The move comes as Europe, the UK, Switzerland, and Liechtenstein prepare to follow North America’s example and shift to T+1 settlement, scheduled for October 2027. Reducing operational frictions between hedge funds, prime brokers, and executing brokers is viewed as an important part of that transition.

“Golden copy

Today, prime brokers often receive hedge fund trade details in multiple formats and at varying times, which can delay processing into the following day. DTCC’s workflow channels the trade data into its CTM central matching platform, which provides a “golden copy” of matched transactions. This is then delivered automatically and in real time to the prime broker, enabling faster allocation and reducing the scope for errors.

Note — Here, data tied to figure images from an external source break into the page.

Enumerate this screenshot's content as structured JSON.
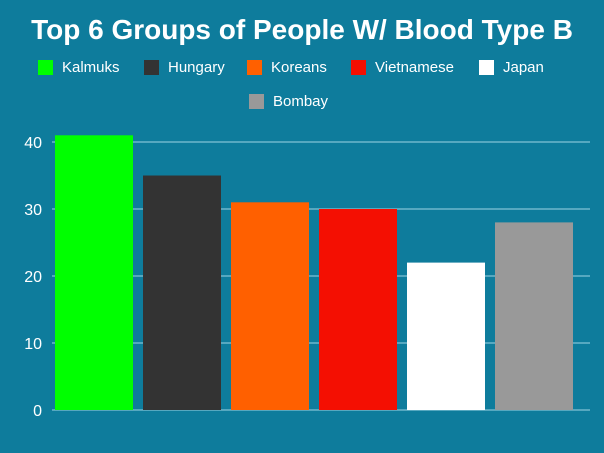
{
  "chart_data": {
    "type": "bar",
    "title": "Top 6 Groups of People W/ Blood Type B",
    "xlabel": "",
    "ylabel": "",
    "categories": [
      "Kalmuks",
      "Hungary",
      "Koreans",
      "Vietnamese",
      "Japan",
      "Bombay"
    ],
    "values": [
      41,
      35,
      31,
      30,
      22,
      28
    ],
    "colors": [
      "#00ff00",
      "#333333",
      "#ff6000",
      "#f40f02",
      "#ffffff",
      "#999999"
    ],
    "ylim": [
      0,
      40
    ],
    "yticks": [
      "0",
      "10",
      "20",
      "30",
      "40"
    ],
    "grid": true,
    "legend_position": "top"
  },
  "colors": {
    "background": "#0e7c9c",
    "gridline": "#9fd3e3",
    "text": "#ffffff"
  }
}
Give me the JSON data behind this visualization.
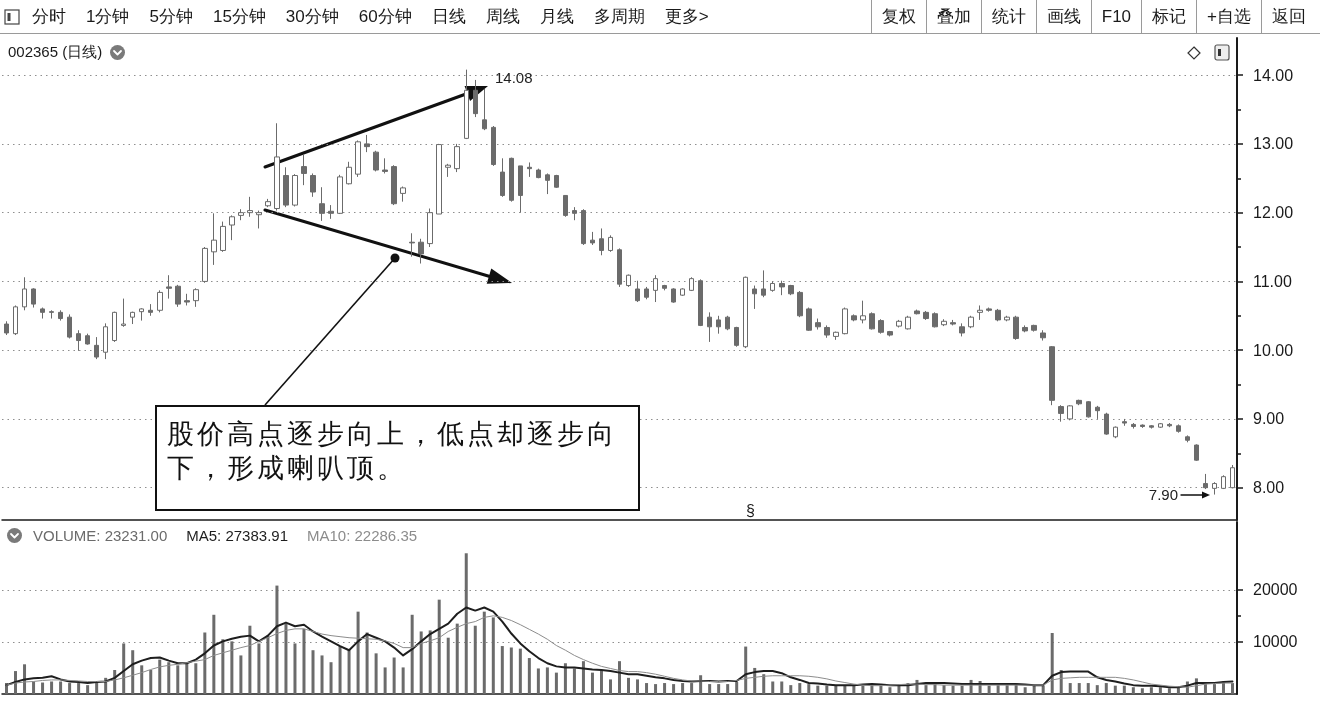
{
  "chart_data": [
    {
      "type": "other",
      "annotations": [
        "分时",
        "1分钟",
        "5分钟",
        "15分钟",
        "30分钟",
        "60分钟",
        "日线",
        "周线",
        "月线",
        "多周期",
        "更多>"
      ]
    },
    {
      "type": "other",
      "annotations": [
        "复权",
        "叠加",
        "统计",
        "画线",
        "F10",
        "标记",
        "+自选",
        "返回"
      ]
    },
    {
      "type": "candlestick",
      "title": "002365 (日线)",
      "categories": [
        null,
        null,
        null,
        null,
        null,
        null,
        null,
        null,
        null,
        null,
        null,
        null,
        null,
        null,
        null,
        null,
        null,
        null,
        null,
        null,
        null,
        null,
        null,
        null,
        null,
        null,
        null,
        null,
        null,
        null,
        null,
        null,
        null,
        null,
        null,
        null,
        null,
        null,
        null,
        null,
        null,
        null,
        null,
        null,
        null,
        null,
        null,
        null,
        null,
        null,
        null,
        null,
        null,
        null,
        null,
        null,
        null,
        null,
        null,
        null,
        null,
        null,
        null,
        null,
        null,
        null,
        null,
        null,
        null,
        null,
        null,
        null,
        null,
        null,
        null,
        null,
        null,
        null,
        null,
        null,
        null,
        null,
        null,
        null,
        null,
        null,
        null,
        null,
        null,
        null,
        null,
        null,
        null,
        null,
        null,
        null,
        null,
        null,
        null,
        null,
        null,
        null,
        null,
        null,
        null,
        null,
        null,
        null,
        null,
        null,
        null,
        null,
        null,
        null,
        null,
        null,
        null,
        null,
        null,
        null,
        null,
        null,
        null,
        null,
        null,
        null,
        null,
        null,
        null,
        null,
        null,
        null,
        null,
        null,
        null,
        null,
        null
      ],
      "ohlc": [
        [
          10.38,
          10.42,
          10.22,
          10.25
        ],
        [
          10.24,
          10.65,
          10.22,
          10.63
        ],
        [
          10.63,
          11.06,
          10.58,
          10.89
        ],
        [
          10.89,
          10.9,
          10.62,
          10.67
        ],
        [
          10.6,
          10.62,
          10.46,
          10.55
        ],
        [
          10.56,
          10.58,
          10.46,
          10.55
        ],
        [
          10.55,
          10.58,
          10.43,
          10.46
        ],
        [
          10.48,
          10.52,
          10.17,
          10.19
        ],
        [
          10.24,
          10.29,
          9.99,
          10.14
        ],
        [
          10.21,
          10.24,
          10.08,
          10.09
        ],
        [
          10.07,
          10.19,
          9.87,
          9.9
        ],
        [
          9.97,
          10.39,
          9.87,
          10.34
        ],
        [
          10.14,
          10.56,
          10.12,
          10.55
        ],
        [
          10.36,
          10.75,
          10.34,
          10.38
        ],
        [
          10.48,
          10.56,
          10.38,
          10.55
        ],
        [
          10.56,
          10.61,
          10.43,
          10.6
        ],
        [
          10.58,
          10.67,
          10.5,
          10.55
        ],
        [
          10.58,
          10.87,
          10.55,
          10.84
        ],
        [
          10.92,
          11.09,
          10.75,
          10.9
        ],
        [
          10.93,
          10.95,
          10.63,
          10.67
        ],
        [
          10.72,
          10.82,
          10.65,
          10.7
        ],
        [
          10.72,
          10.9,
          10.63,
          10.88
        ],
        [
          11.0,
          11.5,
          10.98,
          11.48
        ],
        [
          11.43,
          11.99,
          11.24,
          11.6
        ],
        [
          11.45,
          11.87,
          11.43,
          11.8
        ],
        [
          11.82,
          11.96,
          11.6,
          11.94
        ],
        [
          11.96,
          12.05,
          11.89,
          12.0
        ],
        [
          12.0,
          12.23,
          11.94,
          12.03
        ],
        [
          11.97,
          12.03,
          11.77,
          12.0
        ],
        [
          12.1,
          12.2,
          12.08,
          12.16
        ],
        [
          12.06,
          13.3,
          12.03,
          12.81
        ],
        [
          12.54,
          12.66,
          12.08,
          12.11
        ],
        [
          12.11,
          12.56,
          12.09,
          12.54
        ],
        [
          12.67,
          12.84,
          12.4,
          12.57
        ],
        [
          12.54,
          12.57,
          12.23,
          12.3
        ],
        [
          12.13,
          12.37,
          11.88,
          11.99
        ],
        [
          12.02,
          12.11,
          11.91,
          11.99
        ],
        [
          11.99,
          12.55,
          11.98,
          12.52
        ],
        [
          12.42,
          12.74,
          12.41,
          12.66
        ],
        [
          12.56,
          13.05,
          12.52,
          13.03
        ],
        [
          13.0,
          13.13,
          12.88,
          12.96
        ],
        [
          12.88,
          12.9,
          12.6,
          12.62
        ],
        [
          12.62,
          12.79,
          12.57,
          12.6
        ],
        [
          12.67,
          12.69,
          12.11,
          12.13
        ],
        [
          12.28,
          12.38,
          12.16,
          12.36
        ],
        [
          11.57,
          11.7,
          11.36,
          11.56
        ],
        [
          11.57,
          11.62,
          11.26,
          11.4
        ],
        [
          11.55,
          12.06,
          11.5,
          12.0
        ],
        [
          11.98,
          13.0,
          11.98,
          12.99
        ],
        [
          12.66,
          12.71,
          12.52,
          12.69
        ],
        [
          12.64,
          13.0,
          12.59,
          12.96
        ],
        [
          13.08,
          14.08,
          13.07,
          13.78
        ],
        [
          13.78,
          13.93,
          13.39,
          13.44
        ],
        [
          13.35,
          13.8,
          13.2,
          13.22
        ],
        [
          13.24,
          13.26,
          12.68,
          12.7
        ],
        [
          12.59,
          12.79,
          12.23,
          12.25
        ],
        [
          12.79,
          12.8,
          12.16,
          12.18
        ],
        [
          12.68,
          12.68,
          12.0,
          12.25
        ],
        [
          12.66,
          12.73,
          12.52,
          12.64
        ],
        [
          12.62,
          12.64,
          12.5,
          12.51
        ],
        [
          12.55,
          12.57,
          12.27,
          12.47
        ],
        [
          12.54,
          12.55,
          12.36,
          12.37
        ],
        [
          12.25,
          12.25,
          11.94,
          11.96
        ],
        [
          12.03,
          12.08,
          11.89,
          11.99
        ],
        [
          12.03,
          12.05,
          11.53,
          11.55
        ],
        [
          11.6,
          11.72,
          11.53,
          11.56
        ],
        [
          11.62,
          11.77,
          11.38,
          11.45
        ],
        [
          11.45,
          11.67,
          11.43,
          11.64
        ],
        [
          11.46,
          11.48,
          10.92,
          10.96
        ],
        [
          10.94,
          11.1,
          10.92,
          11.09
        ],
        [
          10.89,
          11.01,
          10.7,
          10.72
        ],
        [
          10.89,
          10.92,
          10.74,
          10.77
        ],
        [
          10.87,
          11.09,
          10.7,
          11.04
        ],
        [
          10.94,
          10.95,
          10.87,
          10.9
        ],
        [
          10.89,
          10.9,
          10.69,
          10.7
        ],
        [
          10.8,
          10.9,
          10.79,
          10.89
        ],
        [
          10.87,
          11.06,
          10.86,
          11.04
        ],
        [
          11.01,
          11.03,
          10.35,
          10.36
        ],
        [
          10.48,
          10.55,
          10.12,
          10.34
        ],
        [
          10.44,
          10.5,
          10.24,
          10.34
        ],
        [
          10.48,
          10.5,
          10.29,
          10.31
        ],
        [
          10.33,
          10.34,
          10.05,
          10.07
        ],
        [
          10.05,
          11.07,
          10.03,
          11.06
        ],
        [
          10.89,
          10.94,
          10.6,
          10.82
        ],
        [
          10.89,
          11.16,
          10.77,
          10.8
        ],
        [
          10.87,
          11.0,
          10.85,
          10.97
        ],
        [
          10.97,
          11.01,
          10.8,
          10.92
        ],
        [
          10.94,
          10.95,
          10.8,
          10.82
        ],
        [
          10.84,
          10.86,
          10.48,
          10.5
        ],
        [
          10.6,
          10.62,
          10.28,
          10.29
        ],
        [
          10.4,
          10.46,
          10.3,
          10.34
        ],
        [
          10.33,
          10.36,
          10.18,
          10.22
        ],
        [
          10.2,
          10.27,
          10.15,
          10.26
        ],
        [
          10.24,
          10.62,
          10.23,
          10.6
        ],
        [
          10.5,
          10.52,
          10.42,
          10.44
        ],
        [
          10.44,
          10.72,
          10.39,
          10.5
        ],
        [
          10.53,
          10.55,
          10.3,
          10.31
        ],
        [
          10.43,
          10.45,
          10.24,
          10.26
        ],
        [
          10.27,
          10.28,
          10.2,
          10.22
        ],
        [
          10.35,
          10.44,
          10.33,
          10.42
        ],
        [
          10.31,
          10.5,
          10.3,
          10.48
        ],
        [
          10.57,
          10.59,
          10.52,
          10.53
        ],
        [
          10.55,
          10.57,
          10.44,
          10.46
        ],
        [
          10.53,
          10.55,
          10.33,
          10.34
        ],
        [
          10.37,
          10.45,
          10.35,
          10.42
        ],
        [
          10.4,
          10.44,
          10.36,
          10.38
        ],
        [
          10.34,
          10.39,
          10.2,
          10.25
        ],
        [
          10.34,
          10.5,
          10.32,
          10.48
        ],
        [
          10.55,
          10.65,
          10.44,
          10.58
        ],
        [
          10.6,
          10.62,
          10.56,
          10.58
        ],
        [
          10.58,
          10.6,
          10.42,
          10.44
        ],
        [
          10.44,
          10.5,
          10.42,
          10.48
        ],
        [
          10.48,
          10.5,
          10.15,
          10.17
        ],
        [
          10.33,
          10.36,
          10.26,
          10.28
        ],
        [
          10.36,
          10.37,
          10.27,
          10.29
        ],
        [
          10.25,
          10.29,
          10.14,
          10.18
        ],
        [
          10.05,
          10.06,
          9.2,
          9.27
        ],
        [
          9.18,
          9.2,
          8.96,
          9.08
        ],
        [
          9.0,
          9.2,
          8.98,
          9.19
        ],
        [
          9.27,
          9.28,
          9.2,
          9.22
        ],
        [
          9.25,
          9.26,
          9.02,
          9.03
        ],
        [
          9.17,
          9.19,
          9.0,
          9.12
        ],
        [
          9.07,
          9.09,
          8.77,
          8.78
        ],
        [
          8.74,
          8.89,
          8.72,
          8.88
        ],
        [
          8.96,
          9.0,
          8.9,
          8.94
        ],
        [
          8.92,
          8.94,
          8.86,
          8.89
        ],
        [
          8.91,
          8.92,
          8.87,
          8.89
        ],
        [
          8.9,
          8.91,
          8.86,
          8.88
        ],
        [
          8.88,
          8.94,
          8.87,
          8.93
        ],
        [
          8.92,
          8.94,
          8.88,
          8.9
        ],
        [
          8.9,
          8.92,
          8.8,
          8.82
        ],
        [
          8.74,
          8.76,
          8.66,
          8.69
        ],
        [
          8.62,
          8.63,
          8.39,
          8.4
        ],
        [
          8.06,
          8.2,
          7.98,
          8.0
        ],
        [
          7.99,
          8.08,
          7.9,
          8.06
        ],
        [
          7.99,
          8.18,
          7.98,
          8.16
        ],
        [
          8.0,
          8.33,
          7.99,
          8.29
        ]
      ],
      "color": "#6b6b6b",
      "ylim": [
        7.53,
        14.54
      ],
      "yticks": [
        {
          "value": 8,
          "label": "8.00"
        },
        {
          "value": 8.5,
          "label": null
        },
        {
          "value": 9,
          "label": "9.00"
        },
        {
          "value": 9.5,
          "label": null
        },
        {
          "value": 10,
          "label": "10.00"
        },
        {
          "value": 10.5,
          "label": null
        },
        {
          "value": 11,
          "label": "11.00"
        },
        {
          "value": 11.5,
          "label": null
        },
        {
          "value": 12,
          "label": "12.00"
        },
        {
          "value": 12.5,
          "label": null
        },
        {
          "value": 13,
          "label": "13.00"
        },
        {
          "value": 13.5,
          "label": null
        },
        {
          "value": 14,
          "label": "14.00"
        }
      ],
      "grid": "y",
      "tick_labels": "y",
      "annotations": [
        "14.08",
        "7.90",
        "股价高点逐步向上，低点却逐步向下，形成喇叭顶。",
        "§"
      ]
    },
    {
      "type": "bar",
      "categories": [
        null,
        null,
        null,
        null,
        null,
        null,
        null,
        null,
        null,
        null,
        null,
        null,
        null,
        null,
        null,
        null,
        null,
        null,
        null,
        null,
        null,
        null,
        null,
        null,
        null,
        null,
        null,
        null,
        null,
        null,
        null,
        null,
        null,
        null,
        null,
        null,
        null,
        null,
        null,
        null,
        null,
        null,
        null,
        null,
        null,
        null,
        null,
        null,
        null,
        null,
        null,
        null,
        null,
        null,
        null,
        null,
        null,
        null,
        null,
        null,
        null,
        null,
        null,
        null,
        null,
        null,
        null,
        null,
        null,
        null,
        null,
        null,
        null,
        null,
        null,
        null,
        null,
        null,
        null,
        null,
        null,
        null,
        null,
        null,
        null,
        null,
        null,
        null,
        null,
        null,
        null,
        null,
        null,
        null,
        null,
        null,
        null,
        null,
        null,
        null,
        null,
        null,
        null,
        null,
        null,
        null,
        null,
        null,
        null,
        null,
        null,
        null,
        null,
        null,
        null,
        null,
        null,
        null,
        null,
        null,
        null,
        null,
        null,
        null,
        null,
        null,
        null,
        null,
        null,
        null,
        null,
        null,
        null,
        null,
        null,
        null,
        null
      ],
      "series": [
        {
          "name": "VOLUME: 23231.00",
          "color": "#6b6b6b",
          "values": [
            2100,
            4400,
            5700,
            2400,
            2200,
            2400,
            2400,
            2100,
            2100,
            1700,
            2400,
            3100,
            4600,
            9700,
            8400,
            5500,
            4600,
            6600,
            6100,
            5500,
            5900,
            5900,
            11800,
            15200,
            10500,
            10100,
            7400,
            13100,
            9700,
            11200,
            20800,
            13500,
            9700,
            12500,
            8400,
            7400,
            6100,
            9200,
            8400,
            15800,
            11800,
            7800,
            5100,
            7000,
            5100,
            15200,
            12000,
            12200,
            18100,
            10800,
            13500,
            27000,
            13100,
            15800,
            14700,
            9200,
            8900,
            8700,
            6900,
            4900,
            5100,
            4100,
            5900,
            4900,
            6300,
            4100,
            4600,
            2800,
            6300,
            3100,
            2800,
            2100,
            1900,
            2100,
            1900,
            2100,
            2100,
            3600,
            1900,
            1900,
            1900,
            2300,
            9100,
            5000,
            3800,
            2400,
            2400,
            1700,
            2100,
            1900,
            1600,
            1600,
            1600,
            1700,
            1600,
            1600,
            1900,
            1600,
            1300,
            1700,
            2100,
            2700,
            1700,
            2100,
            1700,
            1600,
            1600,
            2700,
            2500,
            1600,
            1700,
            1700,
            1900,
            1300,
            1600,
            1600,
            11700,
            4600,
            2100,
            2100,
            2100,
            1700,
            2100,
            1600,
            1600,
            1300,
            1100,
            1300,
            1300,
            1100,
            1300,
            2400,
            3000,
            1900,
            1900,
            2400,
            2100
          ]
        },
        {
          "type": "line",
          "name": "MA5: 27383.91",
          "color": "#1e1e1e",
          "values": [
            1700,
            2300,
            2800,
            3000,
            3100,
            3400,
            2800,
            2400,
            2300,
            2100,
            2300,
            2400,
            3100,
            4400,
            5700,
            6400,
            6900,
            7000,
            6400,
            5900,
            5900,
            6600,
            7800,
            9300,
            10100,
            10600,
            11000,
            11200,
            10100,
            11200,
            13000,
            13700,
            13000,
            13300,
            12000,
            11000,
            10100,
            9200,
            8400,
            10100,
            11500,
            10800,
            10100,
            8900,
            7400,
            8600,
            10100,
            11500,
            12500,
            13500,
            15400,
            16600,
            16000,
            16600,
            15800,
            13900,
            11600,
            9700,
            8200,
            6900,
            5900,
            5300,
            5100,
            5100,
            4900,
            4700,
            4600,
            4400,
            4100,
            3800,
            3800,
            3500,
            3200,
            3000,
            2700,
            2500,
            2400,
            2500,
            2500,
            2400,
            2500,
            2500,
            3800,
            4200,
            4400,
            4400,
            4000,
            3200,
            2700,
            2100,
            2000,
            1800,
            1700,
            1700,
            1700,
            1800,
            1900,
            1800,
            1700,
            1700,
            1700,
            1900,
            2100,
            2100,
            2100,
            2000,
            1900,
            1900,
            1900,
            1900,
            1900,
            1900,
            1900,
            1800,
            1700,
            1700,
            3500,
            4200,
            4300,
            4300,
            4300,
            3200,
            2700,
            2400,
            2000,
            1700,
            1600,
            1600,
            1500,
            1300,
            1300,
            1600,
            2100,
            2100,
            2100,
            2300,
            2400
          ]
        },
        {
          "type": "line",
          "name": "MA10: 22286.35",
          "color": "#8c8c8c",
          "values": [
            1700,
            2100,
            2300,
            2400,
            2600,
            2700,
            2700,
            2600,
            2500,
            2400,
            2400,
            2400,
            2700,
            3100,
            3600,
            4100,
            4700,
            5200,
            5500,
            5700,
            6000,
            6300,
            6600,
            7400,
            7900,
            8400,
            8900,
            9300,
            10100,
            10800,
            11600,
            12200,
            12500,
            12500,
            12000,
            11500,
            11200,
            11000,
            10800,
            10700,
            10600,
            10500,
            10200,
            9700,
            8900,
            8900,
            9700,
            10200,
            10800,
            12000,
            12800,
            13500,
            13900,
            14700,
            15000,
            14700,
            14100,
            13300,
            12400,
            11500,
            10500,
            9300,
            8400,
            7400,
            6600,
            5900,
            5300,
            4900,
            4500,
            4300,
            4300,
            4100,
            3800,
            3400,
            3000,
            2700,
            2500,
            2500,
            2400,
            2400,
            2400,
            2600,
            3000,
            3200,
            3400,
            3500,
            3500,
            3500,
            3500,
            3400,
            3200,
            2900,
            2500,
            2200,
            1900,
            1700,
            1600,
            1600,
            1700,
            1800,
            1900,
            1900,
            1800,
            1800,
            1700,
            1700,
            1700,
            1700,
            1700,
            1700,
            1700,
            1700,
            1700,
            1700,
            1700,
            1700,
            2700,
            3000,
            3100,
            3200,
            3200,
            3200,
            3200,
            3200,
            3000,
            2700,
            2300,
            1900,
            1700,
            1500,
            1400,
            1300,
            1600,
            1900,
            2000,
            2100,
            2100
          ]
        }
      ],
      "ylim": [
        0,
        33000
      ],
      "yticks": [
        10000,
        {
          "value": 15000,
          "label": null
        },
        20000
      ],
      "grid": "y",
      "tick_labels": "y",
      "legend": "top left",
      "marker": "none"
    }
  ]
}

According to DTCC, the service also provides automated notifications, settlement instruction enrichment through its ALERT database, and increased use of PSET matching to mitigate settlement risk.

CTM is already used by more than 6.000 clients in 89 countries, across asset classes and borders, says DTCC. By extending its tri-party matching workflow into prime brokerage, DTCC is seeking to align post-trade communication more tightly with the industry’s T+1 readiness efforts.